Tyler graduated from Mililani High School in 2017 and will be a sophomore at the University of Southern California in the fall of 2018. He is majoring in Computer Science with a minor in Statistics, and is passionate about combining ethical data science and leadership to solve problems in the community. At USC, Tyler participates in research at the Data Science Institute, where he works on a team developing a modern machine learning platform for liver transplantations. He is also involved in K-12 STEM outreach, and volunteers teaching robotics at a local Los Angeles middle school. Outside of academics, Tyler enjoys playing intramural sports with Hawaii Club and going on hikes.

Home Island: O’ahu
Institution when accepted: University of Southern California

Akamai Project: TensorFlow Distributed Image Serving: A lightweight, RESTful remote inference library for decoupling deep learning model development and application

Project Site: Air Force Research Laboratory (AFRL)

Mentor: Capt. Justin Fletcher

Project Abstract:

Deep learning techniques routinely deliver state of the art results across myriad application domains.
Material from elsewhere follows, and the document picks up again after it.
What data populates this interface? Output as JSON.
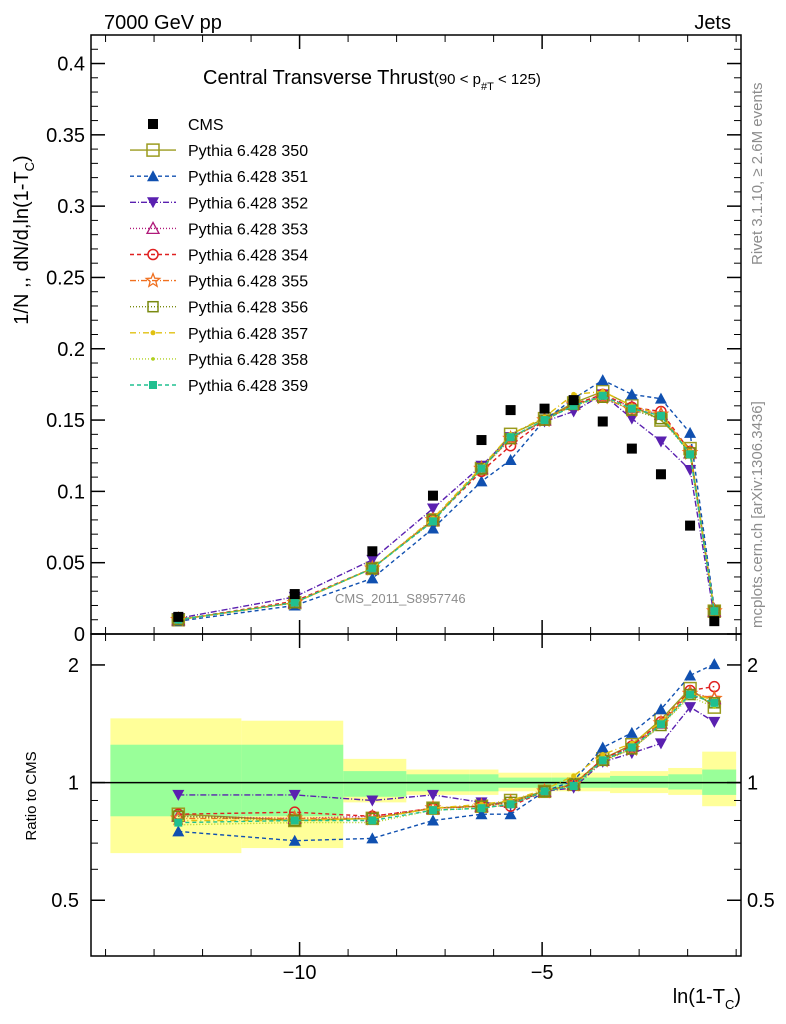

These techniques automatically produce useful parameterized algorithms, or models, by selecting model parameters to minimize a differentiable function measuring task (e.g., object detection, language translation, etc.) effectiveness; this parameter selection process is known as training. Deep learning algorithms can be trained to exploit complex and subtle patterns in data that are inscrutable to humans, and are therefore impracticable in hand-designed algorithms. This combination of autonomy and expressive capacity enables useful information processing in many practical problem domains (e.g., self-driving cars). However, adoption and transition of trained models often presents a technical barrier, as deep learning models are inherently complex, computationally demanding, and are generally tightly coupled to the software framework in which they were developed.

In this work, we describe a library, TensorFlow Distributed Image Serving (TenDIS), that enables flexible, automatic decoupling of deep learning model development and application. TenDIS enables the embedding of any image processing model into production systems with minimal effort by standardizing model input and output through a RESTful API, thereby encapsulating the model server into an easily-integrable black box architecture. TenDIS also encapsulates the model in a TensorFlow-Serving environment that does not require cloud infrastructure for remote inference. This capability is critical for application development using classified data and networks. Finally, TenDIS enables the low-friction deployment of deep learning models to the Internet of Things (IoT) by decoupling the device (e.g., a drone or sensor) and its computational backend; thus, remote inference can be completed on a more powerful machine and the results transmitted to the IoT device. We demonstrate TenDIS’ operability on two image-based models: a CycleGAN and a Faster R-CNN utilizing the TensorFlow Object Detection API. Future work will use TenDIS to decouple deep learning model development and application in production systems.